Client Setup - Part 3

User login & signup screens

Storing data in the cloud requires a logged in user. So the next step is the user login & signup flow.

The ZeroDark.cloud framework supports 2 forms of authentication:

  • a pre-built authentication system managed by ZeroDark.cloud
  • bring your own authentication

When you're new to the framework, we recommend starting with our pre-built authentication system. This allows you to get up-and-running quickly. Custom authentication is an advanced topic that should be tackled after you've become familiar with ZDC, and you've determined its the right solution for your app.

Pre-Built Authentication

You can display the pre-built authentication flow with just a few line of code.

func showAuth() {

    let setupVC = zdc.uiTools.accountSetupViewController(
                               withInitialViewController: nil,
                             canDismissWithoutNewAccount: true)
    {(localUserID: String?, completedActivation: Bool, shouldBackupAccessKey:Bool) in

   //   do something with new localUserID
    }

    // display the setupVC
}

The closure is invoked when the user has either completed or cancelled the authentication flow.

Understanding the pre-built authentication

As mentioned above, the framework supports:

  • a pre-built authentication system managed by ZeroDark.cloud
  • bring your own authentication

To understand the pre-built authentication system, consider the 3 parties involved:

  • one of your app's users - let's call her Alice
  • you, the business / app-developer - let's call you Biz
  • and ZeroDark.cloud

In order to provide a zero-knowledge cloud to you (Biz) and your users (such as Alice), there is only one rule:

  • ZeroDark.cloud cannot ever read the user's data (i.e. Alice's data)

Now Alice can obviously read Alice's data. And you can code the app such that you (Biz) can read some of Alice's data. (Or all of it. Or none of it. Depends on the goals of your app.) But ZeroDark.cloud is never allowed to have read-access.

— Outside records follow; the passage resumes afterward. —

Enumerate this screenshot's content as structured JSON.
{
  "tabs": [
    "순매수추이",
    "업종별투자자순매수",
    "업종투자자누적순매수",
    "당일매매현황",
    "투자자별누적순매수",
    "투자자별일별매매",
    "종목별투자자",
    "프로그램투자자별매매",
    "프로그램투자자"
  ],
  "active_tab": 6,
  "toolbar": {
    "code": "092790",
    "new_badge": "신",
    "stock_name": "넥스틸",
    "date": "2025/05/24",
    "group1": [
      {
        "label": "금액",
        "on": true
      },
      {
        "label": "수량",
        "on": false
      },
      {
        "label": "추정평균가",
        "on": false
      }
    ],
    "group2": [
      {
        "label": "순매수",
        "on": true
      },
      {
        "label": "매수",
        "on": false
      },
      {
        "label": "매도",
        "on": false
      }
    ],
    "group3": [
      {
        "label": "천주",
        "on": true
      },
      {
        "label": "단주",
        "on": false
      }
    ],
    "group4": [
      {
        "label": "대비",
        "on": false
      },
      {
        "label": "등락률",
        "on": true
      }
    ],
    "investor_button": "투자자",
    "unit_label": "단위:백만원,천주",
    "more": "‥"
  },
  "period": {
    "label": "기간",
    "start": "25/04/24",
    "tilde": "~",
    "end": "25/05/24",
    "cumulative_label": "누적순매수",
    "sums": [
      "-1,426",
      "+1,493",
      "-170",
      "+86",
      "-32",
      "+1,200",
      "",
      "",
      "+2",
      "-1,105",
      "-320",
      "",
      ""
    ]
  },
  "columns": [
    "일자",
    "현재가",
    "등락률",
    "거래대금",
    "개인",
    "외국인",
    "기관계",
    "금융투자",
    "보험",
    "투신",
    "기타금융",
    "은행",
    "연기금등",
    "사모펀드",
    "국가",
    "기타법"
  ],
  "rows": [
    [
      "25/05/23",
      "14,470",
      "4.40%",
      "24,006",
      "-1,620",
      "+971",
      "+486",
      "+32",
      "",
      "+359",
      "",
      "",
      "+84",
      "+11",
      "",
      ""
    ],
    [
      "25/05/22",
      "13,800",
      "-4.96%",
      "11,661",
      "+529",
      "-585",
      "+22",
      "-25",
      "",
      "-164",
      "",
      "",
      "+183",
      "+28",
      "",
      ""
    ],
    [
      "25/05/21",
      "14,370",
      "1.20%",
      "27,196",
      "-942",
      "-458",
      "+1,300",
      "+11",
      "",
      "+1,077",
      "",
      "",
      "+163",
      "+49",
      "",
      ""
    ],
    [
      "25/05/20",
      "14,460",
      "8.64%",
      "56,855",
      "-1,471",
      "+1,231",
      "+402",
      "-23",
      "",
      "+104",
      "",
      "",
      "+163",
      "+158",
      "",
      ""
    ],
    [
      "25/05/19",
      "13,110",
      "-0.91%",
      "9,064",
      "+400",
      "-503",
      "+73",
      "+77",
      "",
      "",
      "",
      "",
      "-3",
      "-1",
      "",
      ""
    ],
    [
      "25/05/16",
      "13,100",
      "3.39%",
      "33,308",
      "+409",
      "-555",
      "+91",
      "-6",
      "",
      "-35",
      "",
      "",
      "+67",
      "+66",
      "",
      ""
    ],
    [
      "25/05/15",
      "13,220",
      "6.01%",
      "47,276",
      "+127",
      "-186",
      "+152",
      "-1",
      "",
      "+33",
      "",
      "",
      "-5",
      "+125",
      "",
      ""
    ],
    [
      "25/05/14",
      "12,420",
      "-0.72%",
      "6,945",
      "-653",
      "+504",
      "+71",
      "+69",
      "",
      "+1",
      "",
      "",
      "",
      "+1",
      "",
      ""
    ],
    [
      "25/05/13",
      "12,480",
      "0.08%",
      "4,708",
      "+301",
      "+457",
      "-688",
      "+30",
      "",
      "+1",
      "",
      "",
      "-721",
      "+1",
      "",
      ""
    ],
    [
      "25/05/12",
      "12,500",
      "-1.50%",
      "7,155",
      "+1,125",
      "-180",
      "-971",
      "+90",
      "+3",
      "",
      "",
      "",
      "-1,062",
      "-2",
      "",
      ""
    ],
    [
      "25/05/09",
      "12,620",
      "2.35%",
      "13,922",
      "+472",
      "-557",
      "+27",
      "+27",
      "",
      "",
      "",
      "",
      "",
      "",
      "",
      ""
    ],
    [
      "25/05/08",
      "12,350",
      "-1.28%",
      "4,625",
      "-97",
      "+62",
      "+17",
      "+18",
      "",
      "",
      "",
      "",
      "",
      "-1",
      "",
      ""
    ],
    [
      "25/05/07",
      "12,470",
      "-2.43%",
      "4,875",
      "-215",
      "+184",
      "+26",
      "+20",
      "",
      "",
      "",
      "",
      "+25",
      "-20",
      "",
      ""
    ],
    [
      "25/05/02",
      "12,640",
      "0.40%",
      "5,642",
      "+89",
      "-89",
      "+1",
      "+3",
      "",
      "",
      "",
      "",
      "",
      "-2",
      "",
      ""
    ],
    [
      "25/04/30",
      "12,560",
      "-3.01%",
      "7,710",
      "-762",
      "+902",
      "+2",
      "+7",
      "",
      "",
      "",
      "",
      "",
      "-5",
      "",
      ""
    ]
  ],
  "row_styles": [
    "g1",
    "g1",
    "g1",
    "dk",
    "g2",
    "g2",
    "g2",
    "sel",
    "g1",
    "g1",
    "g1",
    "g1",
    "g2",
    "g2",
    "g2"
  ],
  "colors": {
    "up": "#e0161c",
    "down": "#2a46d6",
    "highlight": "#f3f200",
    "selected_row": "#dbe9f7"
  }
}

In order to guarantee this security, Alice has a private key associated with her account. And ZeroDark.cloud does NOT know this private key - thus the ZDC server(s) are not capable of decrypting Alice's data.

The pre-built authentication system automatically generates this private key for Alice when she creates her account. (It generates this on her device, within the open-source framework.) And the pre-built authentication system requires Alice to backup her private key.

There are pros & cons of this system:

  • Pro: Alice gets better privacy
  • Con: Alice must responsibly perform the backup. And she risks losing access to her cloud data is she fails to do so, and then loses ALL the devices in which she's logged in.

There's an alternative option here. Instead of requiring Alice to backup her private key, you (Biz) can be responsible for storing her private key. Such a system still fullfills the primary requirement: ZeroDark.cloud cannot know the user's private key. If such a system is preferred by your app, then you'll want to persue custom authentication at a later date.